A new study from Greenwich Associates finds that Brexit has triggered changes to companies’ operations in cash management, lending/working capital, trade finance, and other areas. Unfortunately for companies, most corporate executives think these and other changes will hurt their businesses.
Impact on Companies
About two-thirds of U.K. study participants and one-third of the Continental companies believe Brexit will have a negative long-term impact on their business, playing out over at least the next five years. That’s in addition to the one-quarter of large European companies who say Brexit has already hurt their businesses.
The good news is that most companies have already taken the steps needed to prepare, and 90% of study participants say their companies are ready for existing and future challenges arising from Brexit.

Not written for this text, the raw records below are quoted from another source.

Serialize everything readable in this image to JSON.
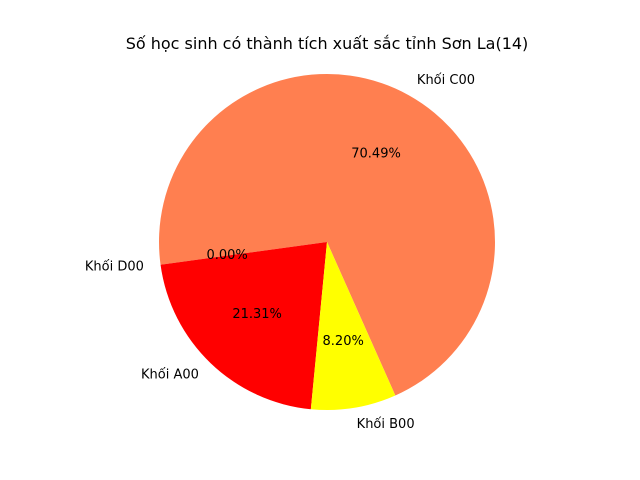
{
  "chart_data": {
    "type": "pie",
    "title": "Số học sinh có thành tích xuất sắc tỉnh Sơn La(14)",
    "slices": [
      {
        "label": "Khối C00",
        "percent": 70.49,
        "percent_label": "70.49%",
        "color": "#ff7f50"
      },
      {
        "label": "Khối D00",
        "percent": 0.0,
        "percent_label": "0.00%",
        "color": "#ffa500"
      },
      {
        "label": "Khối A00",
        "percent": 21.31,
        "percent_label": "21.31%",
        "color": "#ff0000"
      },
      {
        "label": "Khối B00",
        "percent": 8.2,
        "percent_label": "8.20%",
        "color": "#ffff00"
      }
    ],
    "start_angle_deg": -66,
    "direction": "counterclockwise",
    "legend": "none"
  }
}
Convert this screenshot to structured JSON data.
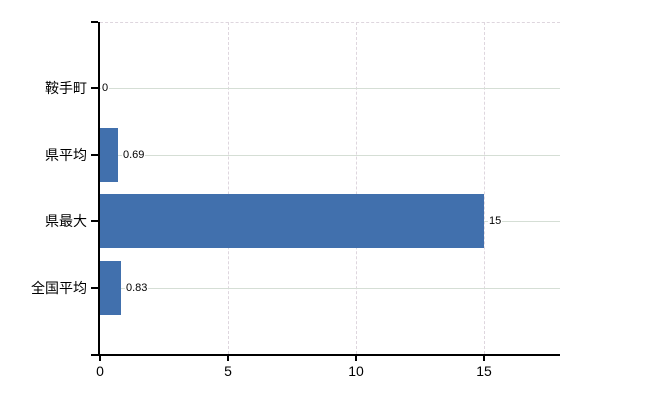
{
  "chart_data": {
    "type": "bar",
    "orientation": "horizontal",
    "title": "",
    "xlabel": "",
    "ylabel": "",
    "categories": [
      "鞍手町",
      "県平均",
      "県最大",
      "全国平均"
    ],
    "values": [
      0,
      0.69,
      15,
      0.83
    ],
    "value_labels": [
      "0",
      "0.69",
      "15",
      "0.83"
    ],
    "x_tick_labels": [
      "0",
      "5",
      "10",
      "15"
    ],
    "x_tick_values": [
      0,
      5,
      10,
      15
    ],
    "xlim": [
      0,
      17.97
    ],
    "grid": true,
    "legend_position": "none",
    "colors": {
      "bar": "#4170ad",
      "horizontal_grid": "#d5ded5",
      "vertical_grid": "#ded6de",
      "axis": "#000000",
      "text": "#000000",
      "background": "#ffffff"
    }
  }
}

“For some factions arguing that Brexit may, in fact, open up new opportunities, it is also worth noting that not a single company without a presence in the U.K. plans to commence operations there in a post-Brexit environment,” says Tom Jacques Greenwich Associates Principal and co-author of Brexit: For Companies and Banks, the Worst is Yet to Come.
Impact on Banks
Virtually all the major Brexit-related changes cited by large European companies seem to be working against U.K. banks.
In cash management, a solid majority of companies in continental Europe say that even after Brexit, they will be looking not for specialists in either the U.K. or EU, but rather for pan-European providers that can meet their needs across countries and jurisdictions.
In the area of lending/working capital, half the companies in the study say that after Brexit, it will matter to them where their credit providers book their debt. For U.K. banks, booking debt with EU entities potentially takes their massive U.K. balance sheets off the table, forcing them to rely on the liquidity they are able to generate in the Eurozone and potentially placing them at a competitive disadvantage.
In trade finance, approximately 1 in 3 companies say they are likely to move business away from banks not located in the post-Brexit Eurozone. Separately, more than half of companies in the study say it’s important that their supply-chain finance providers have the ability to operate from both the post-Brexit EU as well as the U.K.
“Across the European marketplace, the impact of Brexit-related changes to companies’ operations in cash management, lending/working capital, trade finance, and other areas is still playing out,” says Dr. Tobias Miarka Greenwich Associates Managing Director and report co-author. “Unfortunately for U.K. banks, especially for those without significant operations on the Continent, none of these changes seem to be working in their favor. Instead, a series of Brexit-triggered changes in corporate demand and preferences appear to be lining up as new headwinds for U.K. banks as they prepare to compete in a post-Brexit Europe.”